One could assume they are to be found in the not-for-profit/NGO sector – organisations originally charged with providing services to those in society living physically on the margins. If markets depend on material self-interests, governments on coercion and power, the alternative base of the not-for-profit sector originally was one of moral commitment to ensure quality of life for those physically at the margins. One could assume this alternative space to that of markets and government would be the location of thinking philosophically from the margins. But this appears more and more improbable as many in leadership and executive roles in the not-for-profit sector primarily inhabit the physical space of the centralised (not the marginalised) and their acquiescence to the status quo is a key performance indicator in order for them to retain their position, and usually the revenue from government contracts (note: as with all broad brush stroke statements there are always outstanding exceptions, John Falzon of St Vincent de Paul being one of them).
So where are the spaces and places for creative radical thinking in Australia? Where are the people who are the cure to the Australian disease of conformism within a political-economic system that increasingly promotes hardship for those already physically on the margins?
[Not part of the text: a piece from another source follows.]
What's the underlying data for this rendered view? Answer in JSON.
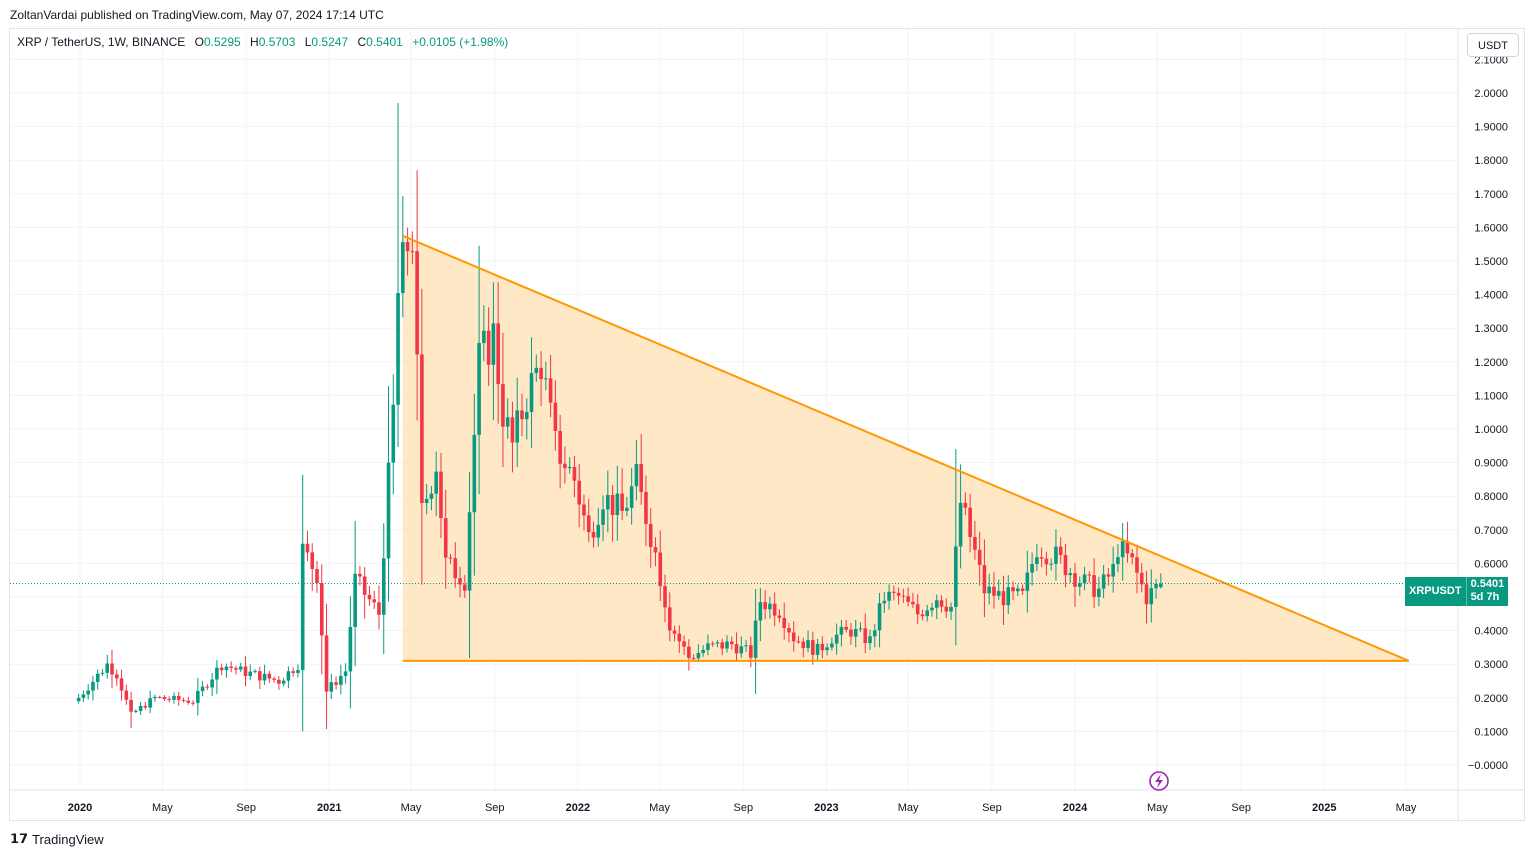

Where are those who can co-create alternative solutions like the village of Marinaleda in Andelusia, that combine thinking from the margins with practice to ensure those living physically on the margins don’t remain there? How do we solve this ‘disease’?
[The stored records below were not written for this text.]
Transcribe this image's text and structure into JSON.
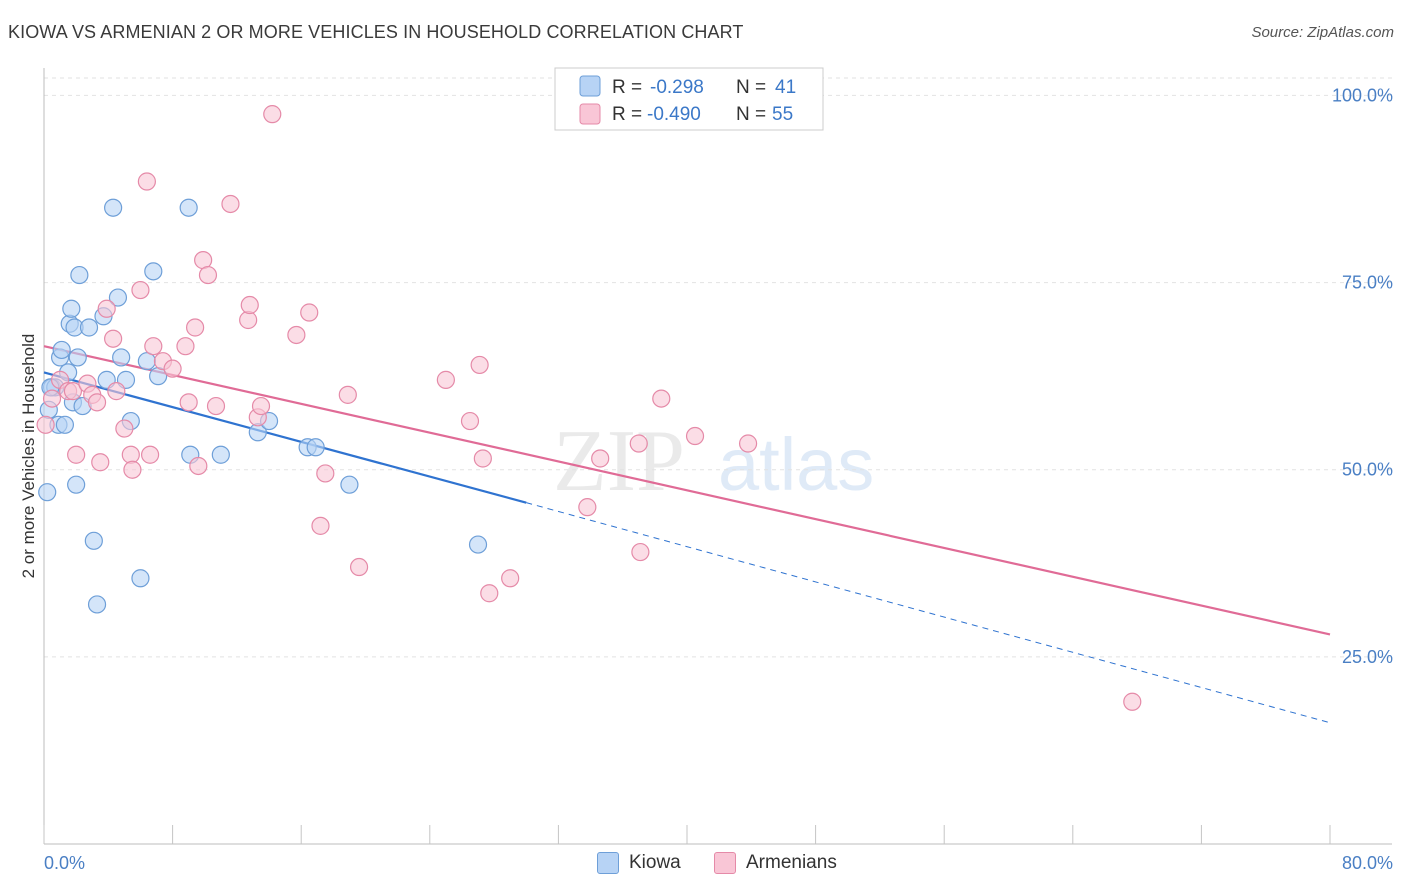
{
  "title": "KIOWA VS ARMENIAN 2 OR MORE VEHICLES IN HOUSEHOLD CORRELATION CHART",
  "source": "Source: ZipAtlas.com",
  "watermark": {
    "zip": "ZIP",
    "atlas": "atlas"
  },
  "legend_stats": [
    {
      "r_label": "R =",
      "r_value": "-0.298",
      "n_label": "N =",
      "n_value": "41",
      "fill": "#b7d3f5",
      "stroke": "#6e9fd8"
    },
    {
      "r_label": "R =",
      "r_value": "-0.490",
      "n_label": "N =",
      "n_value": "55",
      "fill": "#f9c6d6",
      "stroke": "#e58aa8"
    }
  ],
  "bottom_legend": [
    {
      "label": "Kiowa",
      "fill": "#b7d3f5",
      "stroke": "#6e9fd8"
    },
    {
      "label": "Armenians",
      "fill": "#f9c6d6",
      "stroke": "#e58aa8"
    }
  ],
  "chart_data": {
    "type": "scatter",
    "title": "KIOWA VS ARMENIAN 2 OR MORE VEHICLES IN HOUSEHOLD CORRELATION CHART",
    "xlabel": "",
    "ylabel": "2 or more Vehicles in Household",
    "xlim": [
      0,
      80
    ],
    "ylim": [
      0,
      105
    ],
    "x_tick_labels": [
      "0.0%",
      "80.0%"
    ],
    "y_ticks": [
      25,
      50,
      75,
      100
    ],
    "y_tick_labels": [
      "25.0%",
      "50.0%",
      "75.0%",
      "100.0%"
    ],
    "grid": true,
    "legend_position": "top-center",
    "series": [
      {
        "name": "Kiowa",
        "color": "#6e9fd8",
        "fill": "#b7d3f5",
        "line_color": "#2f73d0",
        "trend": {
          "x0": 0,
          "y0": 63.0,
          "x1": 30,
          "y1": 45.6,
          "dash_x1": 80,
          "dash_y1": 16.2
        },
        "points": [
          [
            0.2,
            47.0
          ],
          [
            0.3,
            58.0
          ],
          [
            0.5,
            61.0
          ],
          [
            0.7,
            61.0
          ],
          [
            0.9,
            56.0
          ],
          [
            1.0,
            65.0
          ],
          [
            1.1,
            66.0
          ],
          [
            1.3,
            56.0
          ],
          [
            1.5,
            63.0
          ],
          [
            1.6,
            69.5
          ],
          [
            1.7,
            71.5
          ],
          [
            1.8,
            59.0
          ],
          [
            1.9,
            69.0
          ],
          [
            2.0,
            48.0
          ],
          [
            2.1,
            65.0
          ],
          [
            2.2,
            76.0
          ],
          [
            2.4,
            58.5
          ],
          [
            2.8,
            69.0
          ],
          [
            3.1,
            40.5
          ],
          [
            3.3,
            32.0
          ],
          [
            3.7,
            70.5
          ],
          [
            3.9,
            62.0
          ],
          [
            4.3,
            85.0
          ],
          [
            4.6,
            73.0
          ],
          [
            4.8,
            65.0
          ],
          [
            5.1,
            62.0
          ],
          [
            5.4,
            56.5
          ],
          [
            6.0,
            35.5
          ],
          [
            6.4,
            64.5
          ],
          [
            6.8,
            76.5
          ],
          [
            7.1,
            62.5
          ],
          [
            9.0,
            85.0
          ],
          [
            9.1,
            52.0
          ],
          [
            11.0,
            52.0
          ],
          [
            13.3,
            55.0
          ],
          [
            14.0,
            56.5
          ],
          [
            16.4,
            53.0
          ],
          [
            16.9,
            53.0
          ],
          [
            19.0,
            48.0
          ],
          [
            27.0,
            40.0
          ],
          [
            0.4,
            61.0
          ]
        ]
      },
      {
        "name": "Armenians",
        "color": "#e58aa8",
        "fill": "#f9c6d6",
        "line_color": "#e06b96",
        "trend": {
          "x0": 0,
          "y0": 66.5,
          "x1": 80,
          "y1": 28.0
        },
        "points": [
          [
            0.1,
            56.0
          ],
          [
            0.5,
            59.5
          ],
          [
            1.0,
            62.0
          ],
          [
            1.5,
            60.5
          ],
          [
            1.8,
            60.5
          ],
          [
            2.0,
            52.0
          ],
          [
            2.7,
            61.5
          ],
          [
            3.0,
            60.0
          ],
          [
            3.3,
            59.0
          ],
          [
            3.5,
            51.0
          ],
          [
            3.9,
            71.5
          ],
          [
            4.3,
            67.5
          ],
          [
            4.5,
            60.5
          ],
          [
            5.0,
            55.5
          ],
          [
            5.4,
            52.0
          ],
          [
            5.5,
            50.0
          ],
          [
            6.0,
            74.0
          ],
          [
            6.4,
            88.5
          ],
          [
            6.6,
            52.0
          ],
          [
            6.8,
            66.5
          ],
          [
            7.4,
            64.5
          ],
          [
            8.0,
            63.5
          ],
          [
            8.8,
            66.5
          ],
          [
            9.0,
            59.0
          ],
          [
            9.4,
            69.0
          ],
          [
            9.6,
            50.5
          ],
          [
            9.9,
            78.0
          ],
          [
            10.2,
            76.0
          ],
          [
            10.7,
            58.5
          ],
          [
            11.6,
            85.5
          ],
          [
            12.7,
            70.0
          ],
          [
            12.8,
            72.0
          ],
          [
            13.3,
            57.0
          ],
          [
            13.5,
            58.5
          ],
          [
            14.2,
            97.5
          ],
          [
            15.7,
            68.0
          ],
          [
            16.5,
            71.0
          ],
          [
            17.2,
            42.5
          ],
          [
            17.5,
            49.5
          ],
          [
            18.9,
            60.0
          ],
          [
            19.6,
            37.0
          ],
          [
            25.0,
            62.0
          ],
          [
            26.5,
            56.5
          ],
          [
            27.1,
            64.0
          ],
          [
            27.3,
            51.5
          ],
          [
            27.7,
            33.5
          ],
          [
            29.0,
            35.5
          ],
          [
            33.8,
            45.0
          ],
          [
            34.6,
            51.5
          ],
          [
            37.0,
            53.5
          ],
          [
            37.1,
            39.0
          ],
          [
            38.4,
            59.5
          ],
          [
            40.5,
            54.5
          ],
          [
            43.8,
            53.5
          ],
          [
            67.7,
            19.0
          ]
        ]
      }
    ]
  }
}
Here is a proposed solution: co-creation and collaboration. Invite people who are on the physical, as well as the philosophic margins, to work with you to find solutions to ongoing challenges and ‘wicked’ problems. Invite front-line staff to inform central office staff about the reality of working at the ‘front-line’ and set up ‘ideas incubators’ where the least powerful can be given the opportunity to have their ideas really considered. Bring the board-rooms and the street together so that the mayor of a town can sit down with the farm workers and co-create a solution. Let those on the margins both physically and philosophically hold a mirror up to those who stifle creativity and ideas and shake them awake to new possibilities.
We know it’s possible. We’ve seen it in action, and we’ve seen the results it can generate. It’s time to re-embrace the margins, the marginal and the marginalised.